"Time takes a cigarette,
puts it in your mouth, pull on a finger,
then another finger, then your cigarette..."
David Bowie as Ziggy Stardust
What will the gods sniff if we can't put something in our pipe and smoke it?
As of Jan. 1 a new policy at The Reporter, as well as all Gannett-owned businesses, to my knowledge, prohibits employees from smoking anywhere outside the building.
They can't drive away on their 15 minute breaks twice a day to light one up because that is considered company time. Neither can they smoke in their cars, behind a bush, peering from a manhole or crouching in a dumpster, hands cupped over a matchbox (which may well be the case if I know newspaper people like I think I do).
Correct me if I'm wrong. I thought tobacco was legal?
No wonder hobbits can no longer be found this side of Middle Earth.
I'm taking a politically incorrect stand here, and man, does it feel good.
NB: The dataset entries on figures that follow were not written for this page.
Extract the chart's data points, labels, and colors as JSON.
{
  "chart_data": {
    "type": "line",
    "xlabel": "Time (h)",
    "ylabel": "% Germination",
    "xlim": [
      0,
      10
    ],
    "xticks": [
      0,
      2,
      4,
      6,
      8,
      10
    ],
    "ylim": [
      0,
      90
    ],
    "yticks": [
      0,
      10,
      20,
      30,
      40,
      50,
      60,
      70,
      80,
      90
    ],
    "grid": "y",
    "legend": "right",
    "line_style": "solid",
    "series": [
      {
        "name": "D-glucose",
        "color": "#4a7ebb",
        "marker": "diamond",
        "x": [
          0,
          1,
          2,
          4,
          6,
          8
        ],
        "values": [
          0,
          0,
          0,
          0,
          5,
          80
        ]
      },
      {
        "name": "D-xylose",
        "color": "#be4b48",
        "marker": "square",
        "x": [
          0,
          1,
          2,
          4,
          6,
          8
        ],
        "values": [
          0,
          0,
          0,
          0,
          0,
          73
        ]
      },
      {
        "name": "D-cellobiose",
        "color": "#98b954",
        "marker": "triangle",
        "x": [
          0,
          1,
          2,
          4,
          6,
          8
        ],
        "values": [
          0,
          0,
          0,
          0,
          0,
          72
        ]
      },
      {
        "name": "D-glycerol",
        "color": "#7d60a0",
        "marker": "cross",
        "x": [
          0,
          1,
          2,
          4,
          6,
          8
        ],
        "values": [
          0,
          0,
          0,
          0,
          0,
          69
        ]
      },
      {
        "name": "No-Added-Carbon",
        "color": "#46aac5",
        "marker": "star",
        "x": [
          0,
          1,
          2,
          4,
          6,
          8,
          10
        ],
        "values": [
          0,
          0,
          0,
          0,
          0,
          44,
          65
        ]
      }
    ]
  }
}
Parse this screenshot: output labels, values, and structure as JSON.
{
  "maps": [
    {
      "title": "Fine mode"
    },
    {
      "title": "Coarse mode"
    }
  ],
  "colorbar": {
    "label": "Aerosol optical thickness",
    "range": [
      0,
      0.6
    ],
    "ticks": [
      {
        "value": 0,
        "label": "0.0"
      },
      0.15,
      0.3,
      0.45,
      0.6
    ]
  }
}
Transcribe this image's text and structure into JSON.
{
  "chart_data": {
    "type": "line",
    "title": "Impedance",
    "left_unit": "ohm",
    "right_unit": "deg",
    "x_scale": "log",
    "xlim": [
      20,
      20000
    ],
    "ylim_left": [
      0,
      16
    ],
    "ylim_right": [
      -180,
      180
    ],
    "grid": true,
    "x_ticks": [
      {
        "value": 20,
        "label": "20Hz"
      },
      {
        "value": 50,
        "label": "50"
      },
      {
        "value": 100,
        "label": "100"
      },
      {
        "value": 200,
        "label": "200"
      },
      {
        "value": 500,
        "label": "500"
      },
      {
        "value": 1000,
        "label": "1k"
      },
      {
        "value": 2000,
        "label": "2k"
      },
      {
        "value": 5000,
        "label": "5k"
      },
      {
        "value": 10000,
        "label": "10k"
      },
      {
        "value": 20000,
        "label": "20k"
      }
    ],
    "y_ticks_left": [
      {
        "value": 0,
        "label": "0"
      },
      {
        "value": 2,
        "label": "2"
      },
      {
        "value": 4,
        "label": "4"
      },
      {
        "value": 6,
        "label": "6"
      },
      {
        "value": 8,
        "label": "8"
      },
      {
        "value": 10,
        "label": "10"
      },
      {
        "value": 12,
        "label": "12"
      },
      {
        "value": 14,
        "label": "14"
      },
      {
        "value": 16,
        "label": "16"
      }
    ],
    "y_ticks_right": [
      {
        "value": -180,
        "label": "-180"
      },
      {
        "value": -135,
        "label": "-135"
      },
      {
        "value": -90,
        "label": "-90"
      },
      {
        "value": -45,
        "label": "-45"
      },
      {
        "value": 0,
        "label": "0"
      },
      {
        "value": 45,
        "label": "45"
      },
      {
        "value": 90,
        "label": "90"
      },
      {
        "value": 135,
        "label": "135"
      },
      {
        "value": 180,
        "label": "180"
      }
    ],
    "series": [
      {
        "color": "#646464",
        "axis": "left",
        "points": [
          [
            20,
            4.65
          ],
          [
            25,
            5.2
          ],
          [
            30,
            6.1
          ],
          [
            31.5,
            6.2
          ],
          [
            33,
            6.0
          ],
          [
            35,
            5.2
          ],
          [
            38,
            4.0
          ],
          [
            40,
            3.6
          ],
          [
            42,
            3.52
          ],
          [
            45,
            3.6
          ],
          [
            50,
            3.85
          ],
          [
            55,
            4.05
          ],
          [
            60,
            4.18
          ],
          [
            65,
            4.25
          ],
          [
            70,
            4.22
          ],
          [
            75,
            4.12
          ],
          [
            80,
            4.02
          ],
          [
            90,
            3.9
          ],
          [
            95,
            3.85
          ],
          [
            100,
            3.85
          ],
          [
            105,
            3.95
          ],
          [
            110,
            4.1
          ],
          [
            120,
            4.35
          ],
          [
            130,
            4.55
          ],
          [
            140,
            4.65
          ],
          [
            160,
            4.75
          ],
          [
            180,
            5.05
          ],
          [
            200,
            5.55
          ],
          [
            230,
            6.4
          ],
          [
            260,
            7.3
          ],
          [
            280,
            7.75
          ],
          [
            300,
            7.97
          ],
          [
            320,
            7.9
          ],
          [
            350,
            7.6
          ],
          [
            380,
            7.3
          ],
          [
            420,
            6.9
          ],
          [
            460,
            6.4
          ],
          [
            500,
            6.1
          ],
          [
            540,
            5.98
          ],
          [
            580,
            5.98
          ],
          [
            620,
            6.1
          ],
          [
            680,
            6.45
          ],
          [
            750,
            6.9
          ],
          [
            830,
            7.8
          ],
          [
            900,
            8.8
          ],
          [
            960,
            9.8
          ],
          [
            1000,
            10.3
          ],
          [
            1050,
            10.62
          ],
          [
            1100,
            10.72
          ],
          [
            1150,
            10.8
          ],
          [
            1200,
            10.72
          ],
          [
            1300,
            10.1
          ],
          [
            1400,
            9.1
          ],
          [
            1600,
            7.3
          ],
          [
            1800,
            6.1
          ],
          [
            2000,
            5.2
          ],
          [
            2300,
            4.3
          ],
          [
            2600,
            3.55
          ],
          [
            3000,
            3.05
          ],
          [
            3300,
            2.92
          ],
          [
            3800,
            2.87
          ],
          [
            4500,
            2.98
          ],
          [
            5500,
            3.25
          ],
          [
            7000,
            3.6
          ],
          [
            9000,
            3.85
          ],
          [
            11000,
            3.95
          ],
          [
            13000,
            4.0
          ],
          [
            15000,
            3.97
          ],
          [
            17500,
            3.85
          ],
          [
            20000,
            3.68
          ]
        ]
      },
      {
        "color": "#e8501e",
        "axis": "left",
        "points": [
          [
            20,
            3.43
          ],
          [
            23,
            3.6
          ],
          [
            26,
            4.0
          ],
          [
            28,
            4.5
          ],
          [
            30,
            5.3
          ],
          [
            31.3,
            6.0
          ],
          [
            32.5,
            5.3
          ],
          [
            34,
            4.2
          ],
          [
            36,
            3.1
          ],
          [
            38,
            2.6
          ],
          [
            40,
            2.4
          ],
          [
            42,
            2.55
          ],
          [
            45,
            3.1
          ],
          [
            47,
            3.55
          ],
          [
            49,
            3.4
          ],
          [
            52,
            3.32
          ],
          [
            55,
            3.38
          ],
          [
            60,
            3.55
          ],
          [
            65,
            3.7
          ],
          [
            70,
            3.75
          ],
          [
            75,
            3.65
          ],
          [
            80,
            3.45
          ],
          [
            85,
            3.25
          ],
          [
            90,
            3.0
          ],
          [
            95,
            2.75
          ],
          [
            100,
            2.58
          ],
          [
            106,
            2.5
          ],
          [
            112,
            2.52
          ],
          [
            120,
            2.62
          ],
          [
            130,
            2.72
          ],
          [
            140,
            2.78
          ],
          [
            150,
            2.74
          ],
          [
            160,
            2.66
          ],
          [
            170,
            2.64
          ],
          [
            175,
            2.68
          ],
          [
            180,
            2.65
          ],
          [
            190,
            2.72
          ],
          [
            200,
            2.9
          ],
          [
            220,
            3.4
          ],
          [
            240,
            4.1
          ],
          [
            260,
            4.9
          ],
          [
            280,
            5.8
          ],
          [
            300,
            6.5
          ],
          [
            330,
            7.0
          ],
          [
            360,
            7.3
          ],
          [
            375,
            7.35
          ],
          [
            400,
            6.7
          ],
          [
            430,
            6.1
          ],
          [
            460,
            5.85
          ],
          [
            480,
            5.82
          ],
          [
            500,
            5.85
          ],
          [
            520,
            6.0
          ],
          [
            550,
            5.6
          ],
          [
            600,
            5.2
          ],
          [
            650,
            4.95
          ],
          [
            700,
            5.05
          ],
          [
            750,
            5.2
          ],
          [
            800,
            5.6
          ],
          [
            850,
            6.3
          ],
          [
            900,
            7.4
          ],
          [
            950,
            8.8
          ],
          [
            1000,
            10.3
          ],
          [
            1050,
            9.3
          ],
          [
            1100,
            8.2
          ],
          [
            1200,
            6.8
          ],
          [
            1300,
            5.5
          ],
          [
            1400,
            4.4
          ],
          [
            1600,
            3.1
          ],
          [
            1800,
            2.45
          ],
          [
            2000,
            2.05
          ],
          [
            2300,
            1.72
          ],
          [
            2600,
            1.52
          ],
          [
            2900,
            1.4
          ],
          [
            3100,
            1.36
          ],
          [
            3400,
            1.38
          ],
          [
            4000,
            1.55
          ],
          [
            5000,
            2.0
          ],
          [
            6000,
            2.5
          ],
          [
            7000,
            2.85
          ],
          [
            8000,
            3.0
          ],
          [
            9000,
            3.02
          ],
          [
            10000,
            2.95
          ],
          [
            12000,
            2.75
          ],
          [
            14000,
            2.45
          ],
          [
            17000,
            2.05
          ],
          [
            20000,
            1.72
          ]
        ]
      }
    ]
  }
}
I love the smell of tobacco smoke.
Managing editor Mike Mentzer was waxing nostalgic last night, recreating the days when the newsroom could only be seen through one big cloud of blue smoke.
"The page one editor had one cigarette going in the ashtray and one in his mouth, the ash about 4 inches long," Mentzer related.
Ah, the smell of cigarettes, pipes, a good cigar, the inside of a sweat lodge as the peace pipe is passed around....... the way the wisps of smoke curl through the air like fairy lace... the social nature of a good smoke, the way it clears the mind and calms the nerves.
I grow misty-eyed watching the old black and white movie stars lighting up everywhere and anywhere. Last night, I can't recall the flick, a doctor offered his patient a cig and they both lit up in his office. LOL
Please spare me all the bad things about smoking...that's not my point. We all know what can kill us in excess (INXS!)....fast cars, MOTORCYCLES, crossing the 151 bypass, plastic wrap, deodorant (which one oncologist told me he thought to be the leading cause of breast cancer), cake (the number one culprit - that lust-filled brown-eyed Susan cake from Everix Bakery), Joe's Fox Hut Pizza (and what a way to go), eating any fish but lets' pick on sturgeon, hair spray, wood-burning stoves, the sun's rays, the chemicals in new carpeting, listening to Barry Manilow or watching Regis & Kelly, hair dye, etc., etc., etc.,
In his 1993 book "Cigarettes are Sublime" Richard Klein, a Cornell University French professor, attacks what he calls this country's current craze of "violent antitabagism."
"Healthism in America has sought to make longevity the principal measure of a good life," he writes. "To be a survivor is to acquire moral distinction. But another view, a dandy's perhaps, would say that living, as distinct from surviving, acquires its value from risks and sacrifices that tend to shorten life and hasten dying."
I don't smoke at work, but I confess to a quirky habit: I have two cigarettes after 9 p.m., usually every day. It was my compromise, years ago, with quitting...which seemed to me such "giving in to the man."
Goodbye to the days you could enjoy a good smoke as one of life's simple pleasures.
I just hope Santa doesn't have a nic fit while driving his sleigh.